The impact of the pandemic is devastating the developing world and threatening decades of progress towards poverty reduction. In early October, the World Bank reported that COVID-19 is estimated to push an additional 88 million to 115 million people into extreme poverty this year, with the total rising to as many as 150 million by 2021, depending on the severity of the economic contraction. A knock-on impact of this is increased food insecurity with the World Food Programme (WFP) predicting those facing starvation will double to 260 million.

With government lockdowns, many of our clients who are small and micro-business owners in retail services, trade, and small-scale production, will be hardest hit by the pandemic’s effects. With many losing their ability to earn an income, there could be a loss of progress towards financial inclusion with millions of people finding themselves financially excluded, yet again, due to a poor repayment history and downgraded credit rating.  Of significance, the impacts of COVID-19 will disproportionately affect women across multiple socio-economic areas including domestic violence, health access, food security and financial inclusion.

The Role of Microfinance Within Pandemic Recovery Efforts

Despite the negative impact of COVID-19 on microfinance institutions, it is clear that loans to the poor can play a critical role in the long- term recovery efforts. As the Economist pointed out “for microfinance lenders, COVID-19 is an existential threat yet, in the post-pandemic world, the world’s poor will need them more than ever.”

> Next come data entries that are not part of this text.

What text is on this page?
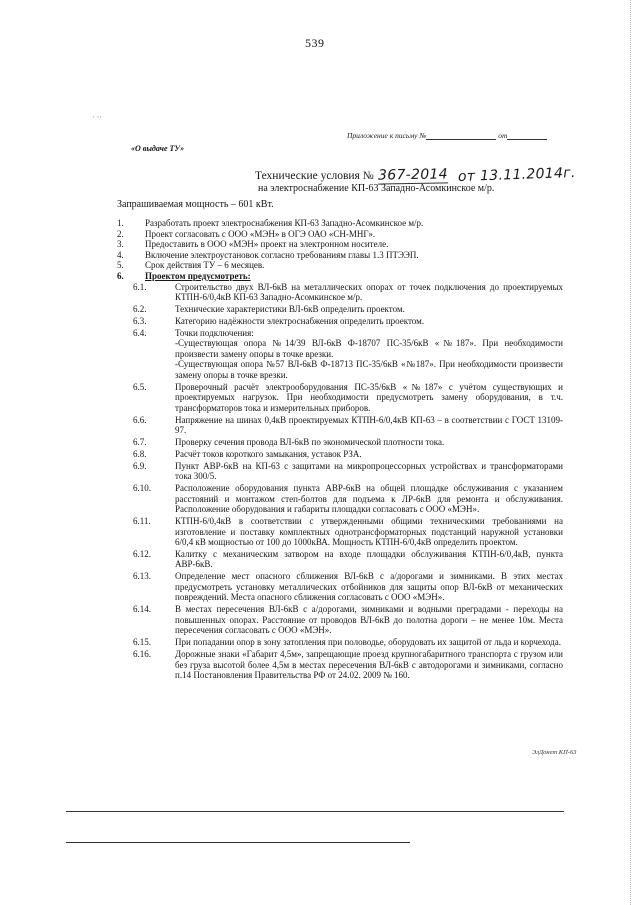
539
· ··
Приложение к письму №	от
«О выдаче ТУ»
Технические условия № 367-2014 от 13.11.2014г.
на электроснабжение КП-63 Западно-Асомкинское м/р.
Запрашиваемая мощность – 601 кВт.
1.	Разработать проект электроснабжения КП-63 Западно-Асомкинское м/р.
2.	Проект согласовать с ООО «МЭН» в ОГЭ ОАО «СН-МНГ».
3.	Предоставить в ООО «МЭН» проект на электронном носителе.
4.	Включение электроустановок согласно требованиям главы 1.3 ПТЭЭП.
5.	Срок действия ТУ – 6 месяцев.
6.	Проектом предусмотреть:
6.1.	Строительство двух ВЛ-6кВ на металлических опорах от точек подключения до проектируемых КТПН-6/0,4кВ КП-63 Западно-Асомкинское м/р.
6.2.	Технические характеристики ВЛ-6кВ определить проектом.
6.3.	Категорию надёжности электроснабжения определить проектом.
6.4.	Точки подключения:
-Существующая опора №14/39 ВЛ-6кВ Ф-18707 ПС-35/6кВ «№187». При необходимости произвести замену опоры в точке врезки.
-Существующая опора №57 ВЛ-6кВ Ф-18713 ПС-35/6кВ «№187». При необходимости произвести замену опоры в точке врезки.
6.5.	Проверочный расчёт электрооборудования ПС-35/6кВ «№187» с учётом существующих и проектируемых нагрузок. При необходимости предусмотреть замену оборудования, в т.ч. трансформаторов тока и измерительных приборов.
6.6.	Напряжение на шинах 0,4кВ проектируемых КТПН-6/0,4кВ КП-63 – в соответствии с ГОСТ 13109-97.
6.7.	Проверку сечения провода ВЛ-6кВ по экономической плотности тока.
6.8.	Расчёт токов короткого замыкания, уставок РЗА.
6.9.	Пункт АВР-6кВ на КП-63 с защитами на микропроцессорных устройствах и трансформаторами тока 300/5.
6.10.	Расположение оборудования пункта АВР-6кВ на общей площадке обслуживания с указанием расстояний и монтажом степ-болтов для подъема к ЛР-6кВ для ремонта и обслуживания. Расположение оборудования и габариты площадки согласовать с ООО «МЭН».
6.11.	КТПН-6/0,4кВ в соответствии с утвержденными общими техническими требованиями на изготовление и поставку комплектных однотрансформаторных подстанций наружной установки 6/0,4 кВ мощностью от 100 до 1000кВА. Мощность КТПН-6/0,4кВ определить проектом.
6.12.	Калитку с механическим затвором на входе площадки обслуживания КТПН-6/0,4кВ, пункта АВР-6кВ.
6.13.	Определение мест опасного сближения ВЛ-6кВ с а/дорогами и зимниками. В этих местах предусмотреть установку металлических отбойников для защиты опор ВЛ-6кВ от механических повреждений. Места опасного сближения согласовать с ООО «МЭН».
6.14.	В местах пересечения ВЛ-6кВ с а/дорогами, зимниками и водными преградами - переходы на повышенных опорах. Расстояние от проводов ВЛ-6кВ до полотна дороги – не менее 10м. Места пересечения согласовать с ООО «МЭН».
6.15.	При попадании опор в зону затопления при половодье, оборудовать их защитой от льда и корчехода.
6.16.	Дорожные знаки «Габарит 4,5м», запрещающие проезд крупногабаритного транспорта с грузом или без груза высотой более 4,5м в местах пересечения ВЛ-6кВ с автодорогами и зимниками, согласно п.14 Постановления Правительства РФ от 24.02. 2009 № 160.
ЭлДонет КП-63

On the positive side, COVID-19 will significantly accelerate the digital financial inclusion needed to provide necessary and safer access to cash transfers and other contactless financial services. According to the World Bank and other leading development institutions, to limit the damage and build a strong recovery there needs to be “faster advances in digital connectivity, and a major expansion of cash safety nets for the poor by putting in place very targeted stimulus measures to help reignite growth. This includes efforts to maintain the private sector and get money directly to people so that we may see a quicker return to business creation after this pandemic has passed. During the mitigation period, countries should focus on sustaining economic activity with targeted support to provide liquidity to households.”

FINCA Canada is Adjusting Operations to Support Recovery Efforts

FINCA Canada is doing exactly this by continuing to support financial inclusion efforts while adapting to the challenges and changes to client needs posed by the pandemic. FINCA Canada’s Executive Director, Drew Boshell stated

The work of FINCA Canada is needed more than ever and as a result we are adapting the way we work to support recovery efforts. This includes shifting our financial literacy training online, working with our partners to restructure existing loans, increasing support of digital banking tools to allow for safe transactions and getting emergency loans to those in need with a focus on women who are disproportionately impacted. With support from our community, we can help millions rebuild a stronger, more resilient future.